Si François-Xavier Lalanne s’amuse à inventer une fonction à ses sculptures – Gorille de sûreté, c’est-à-dire coffre-fort, Babouin cheminée, Oiseau chaise à bascule, Hippopotame baignoire, Mouche toilette – ce sont des possibilités d’utilisation qui servent la forme sans prendre le pas sur elle. Ce supplément de fonctionnalité désacralise l’œuvre, la rend familière, nous autorise à la toucher pour y déposer des objets précieux, nous y asseoir ou prendre un bain. Descendue de son piédestal, l’œuvre d’art ne se résume pourtant pas à sa fonction. Les Lalanne se définissent comme des sculpteurs.
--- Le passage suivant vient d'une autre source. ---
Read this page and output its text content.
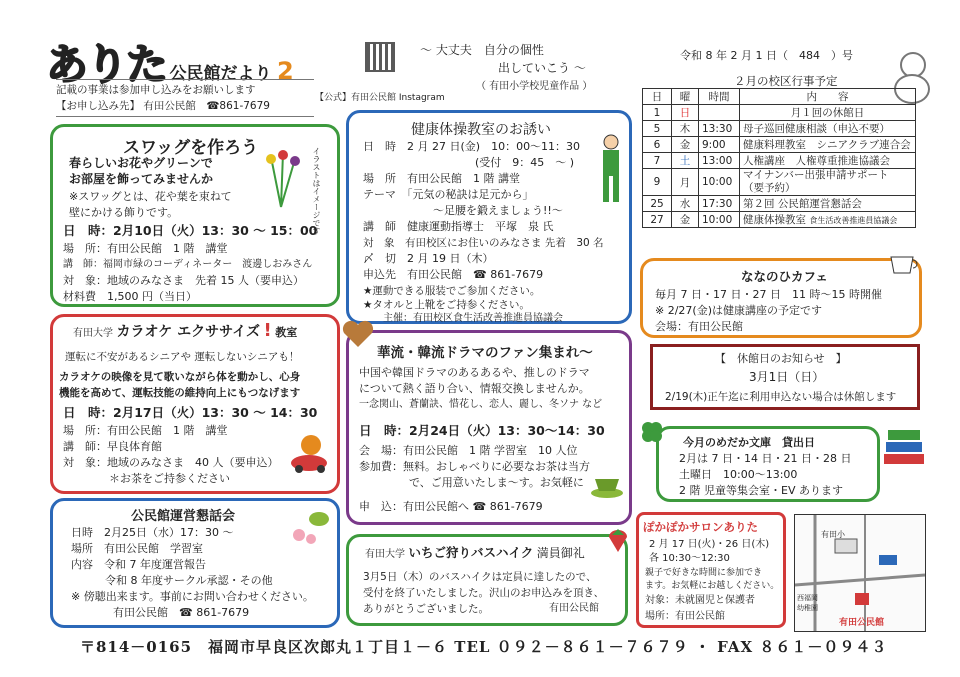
ありた 公民館だより 2
【公式】有田公民館 Instagram
～ 大丈夫　自分の個性
出していこう ～
（ 有田小学校児童作品 ）
令和 8 年 2 月 1 日（　484　）号
記載の事業は参加申し込みをお願いします
【お申し込み先】 有田公民館　☎861-7679
スワッグを作ろう
春らしいお花やグリーンで
お部屋を飾ってみませんか
※スワッグとは、花や葉を束ねて
壁にかける飾りです。	イラストはイメージです
日　時：2月10日（火）13：30 ～ 15：00
場　所：有田公民館　1 階　講堂
講　師：福岡市緑のコーディネーター　渡邊しおみさん
対　象：地域のみなさま　先着 15 人（要申込）
材料費　1,500 円（当日）
有田大学 カラオケ エクササイズ ! 教室
運転に不安があるシニアや 運転しないシニアも！
カラオケの映像を見て歌いながら体を動かし、心身
機能を高めて、運転技能の維持向上にもつなげます
日　時：2月17日（火）13：30 ～ 14：30
場　所：有田公民館　1 階　講堂
講　師：早良体育館
対　象：地域のみなさま　40 人（要申込）
＊お茶をご持参ください
公民館運営懇話会
日時　2月25日（水）17：30 ～
場所　有田公民館　学習室
内容　令和 7 年度運営報告
令和 8 年度サークル承認・その他
※ 傍聴出来ます。事前にお問い合わせください。
有田公民館　☎ 861-7679
健康体操教室のお誘い
日　時　2 月 27 日(金)　10：00～11：30
(受付　9：45　～ )
場　所　有田公民館　1 階 講堂
テーマ　「元気の秘訣は足元から」
～足腰を鍛えましょう!!～
講　師　健康運動指導士　平塚　泉 氏
対　象　有田校区にお住いのみなさま 先着　30 名
〆　切　2 月 19 日（木）
申込先　有田公民館　☎ 861-7679
★運動できる服装でご参加ください。
★タオルと上靴をご持参ください。
主催：有田校区食生活改善推進員協議会
華流・韓流ドラマのファン集まれ～
中国や韓国ドラマのあるあるや、推しのドラマ
について熱く語り合い、情報交換しませんか。
一念関山、蒼蘭訣、惜花し、恋人、麗し、冬ソナ など
日　時：2月24日（火）13：30～14：30
会　場：有田公民館　1 階 学習室　10 人位
参加費：無料。おしゃべりに必要なお茶は当方
で、ご用意いたしま～す。お気軽に
申　込：有田公民館へ ☎ 861-7679
有田大学 いちご狩りバスハイク 満員御礼
3月5日（木）のバスハイクは定員に達したので、
受付を終了いたしました。沢山のお申込みを頂き、
ありがとうございました。	有田公民館
２月の校区行事予定
日	曜	時間	内　　容
1	日		月１回の休館日
5	木	13:30	母子巡回健康相談（申込不要）
6	金	9:00	健康料理教室　シニアクラブ連合会
7	土	13:00	人権講座　人権尊重推進協議会
9	月	10:00	マイナンバー出張申請サポート
（要予約）

25	水	17:30	第２回 公民館運営懇話会
27	金	10:00	健康体操教室 食生活改善推進員協議会
ななのひカフェ
毎月 7 日・17 日・27 日　11 時～15 時開催
※ 2/27(金)は健康講座の予定です
会場：有田公民館
【　休館日のお知らせ　】
3月1日（日）
2/19(木)正午迄に利用申込ない場合は休館します
今月のめだか文庫　貸出日
2月は 7 日・14 日・21 日・28 日
土曜日　10:00～13:00
2 階 児童等集会室・EV あります
ぽかぽかサロンありた
2 月 17 日(火)・26 日(木)
各 10:30～12:30
親子で好きな時間に参加でき
ます。お気軽にお越しください。
対象：未就園児と保護者
場所：有田公民館
有田小
西福岡
幼稚園
有田公民館
〒814－0165　福岡市早良区次郎丸１丁目１－６ TEL ０９２－８６１－７６７９ ・ FAX ８６１－０９４３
Ils fabriquent de beaux objets éventuellement utiles ou parfaitement superflus, loin du travail des designers qui prennent comme point de départ les objets du quotidien. Les fonctions dont sont parées leurs œuvres ont le pétillant du trait d’esprit qui les a fait naître. Jeux de mots et associations d’idées abondent, sans être ni systématiques ni immédiats. Pourquoi un Rhinocrétaire – Rhinocéros secrétaire – ou un Rhinocéros canapé ? Les volumes de cette bête fabuleuse, qui semble constituée de pièces d’armures, ont stimulé l’imagination de François-Xavier Lalanne, comme jadis celle des miniaturistes moghols qui recomposaient un animal par l’association des volumes de multiples autres.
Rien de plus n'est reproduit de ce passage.